We all have to have a look at how we get attached and what the quality of that attachment is, because sometimes there is a denial of reality in our attachments. There might be beliefs that form that we won’t be a viable person without a particular relationship. That’s not a reality-based belief, so it’s important to look at. Buddhist practice and teaching helps people look closely at what’s in our attachment. Are we denying the truth of impermanence when we get attached? Are we making up narratives that can never jive with reality? Or are we overly attached to a certain part of our identity or a certain circumstance that we don’t imagine we would survive without? All great stuff.

However, as I was saying earlier, we’re not viable as infants without our attachments. Unless there’s someone we’re really loving a whole lot—and love and attachment are quite mixed—then we’re not going to survive. I think Buddhist teaching could make a little more room for the psychic and biological aliveness that comes through our attachments. And of course, there are well-known theories that when children are securely attached they more easily cultivate feelings of trust in themselves and others. They anticipate being comforted, warmly received, respected, and all those good things. When children are insecurely attached, they’re often anticipating rejection, isolation or catastrophe. So secure, solid attachment is needed for our psychological wellbeing. We need to both appreciate the importance of our attachments and how they keep the psyche and the body alive and well, and then as we develop, challenge any fantasies that come with those attachments.
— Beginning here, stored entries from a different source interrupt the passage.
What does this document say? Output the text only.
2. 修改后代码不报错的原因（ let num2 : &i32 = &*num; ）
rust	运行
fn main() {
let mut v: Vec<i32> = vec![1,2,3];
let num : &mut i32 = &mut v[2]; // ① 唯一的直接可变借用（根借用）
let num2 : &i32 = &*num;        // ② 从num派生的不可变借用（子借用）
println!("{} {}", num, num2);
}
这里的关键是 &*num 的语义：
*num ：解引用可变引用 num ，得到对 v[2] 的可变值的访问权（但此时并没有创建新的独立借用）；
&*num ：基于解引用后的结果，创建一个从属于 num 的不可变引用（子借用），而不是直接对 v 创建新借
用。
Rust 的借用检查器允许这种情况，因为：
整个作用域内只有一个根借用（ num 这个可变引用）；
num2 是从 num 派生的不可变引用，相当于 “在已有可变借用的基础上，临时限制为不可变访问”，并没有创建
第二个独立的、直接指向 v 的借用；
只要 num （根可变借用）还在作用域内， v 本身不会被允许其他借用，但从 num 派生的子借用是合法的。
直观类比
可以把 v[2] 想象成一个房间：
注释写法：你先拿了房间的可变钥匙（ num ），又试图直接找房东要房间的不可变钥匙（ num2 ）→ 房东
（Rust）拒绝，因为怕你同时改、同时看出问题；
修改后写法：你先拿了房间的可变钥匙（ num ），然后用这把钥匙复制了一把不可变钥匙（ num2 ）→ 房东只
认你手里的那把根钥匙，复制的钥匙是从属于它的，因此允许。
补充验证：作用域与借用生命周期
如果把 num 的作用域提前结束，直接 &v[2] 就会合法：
MM: Last question. As a clinician, survivor, and spiritual practitioner, what do you say to people who have been silenced by grief? How do they find the courage or the will to finally speak and give voice to what’s going on for them?
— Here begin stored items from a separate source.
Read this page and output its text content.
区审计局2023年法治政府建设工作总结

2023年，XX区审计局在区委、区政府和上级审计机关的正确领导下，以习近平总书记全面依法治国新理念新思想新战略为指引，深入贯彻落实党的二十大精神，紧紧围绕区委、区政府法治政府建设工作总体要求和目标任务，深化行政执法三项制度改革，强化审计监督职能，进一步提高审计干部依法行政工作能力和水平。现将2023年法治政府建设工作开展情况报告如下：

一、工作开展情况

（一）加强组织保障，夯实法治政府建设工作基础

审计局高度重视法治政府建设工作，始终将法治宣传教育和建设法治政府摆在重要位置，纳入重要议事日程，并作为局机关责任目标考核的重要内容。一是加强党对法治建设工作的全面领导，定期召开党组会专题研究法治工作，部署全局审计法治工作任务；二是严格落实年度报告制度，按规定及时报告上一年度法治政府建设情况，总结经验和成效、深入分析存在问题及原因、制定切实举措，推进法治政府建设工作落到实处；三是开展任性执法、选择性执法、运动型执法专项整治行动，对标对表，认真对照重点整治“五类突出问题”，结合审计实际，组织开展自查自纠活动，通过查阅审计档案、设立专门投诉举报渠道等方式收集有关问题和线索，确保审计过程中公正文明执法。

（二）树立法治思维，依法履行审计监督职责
PJ: It’s such an important question. There are so many facets to that experience of hiddenness. For some, they come from countries whose problems are hidden globally, for others those feelings could be multi-generational. In all cases, I would genuinely encourage people to do whatever it takes to find one person who has the openness of spirit, the openness of mind and heart, to listen and truly get to know who they are. Even if there is some trial and error to the process, they should keep trying. Whether that’s a spiritual mentor, or a clinician, or a friend, that person should be somebody who expresses genuine care and helps them feel more seen, more recognized. Feeling found by another is a basic fundamental human need. One that we all share.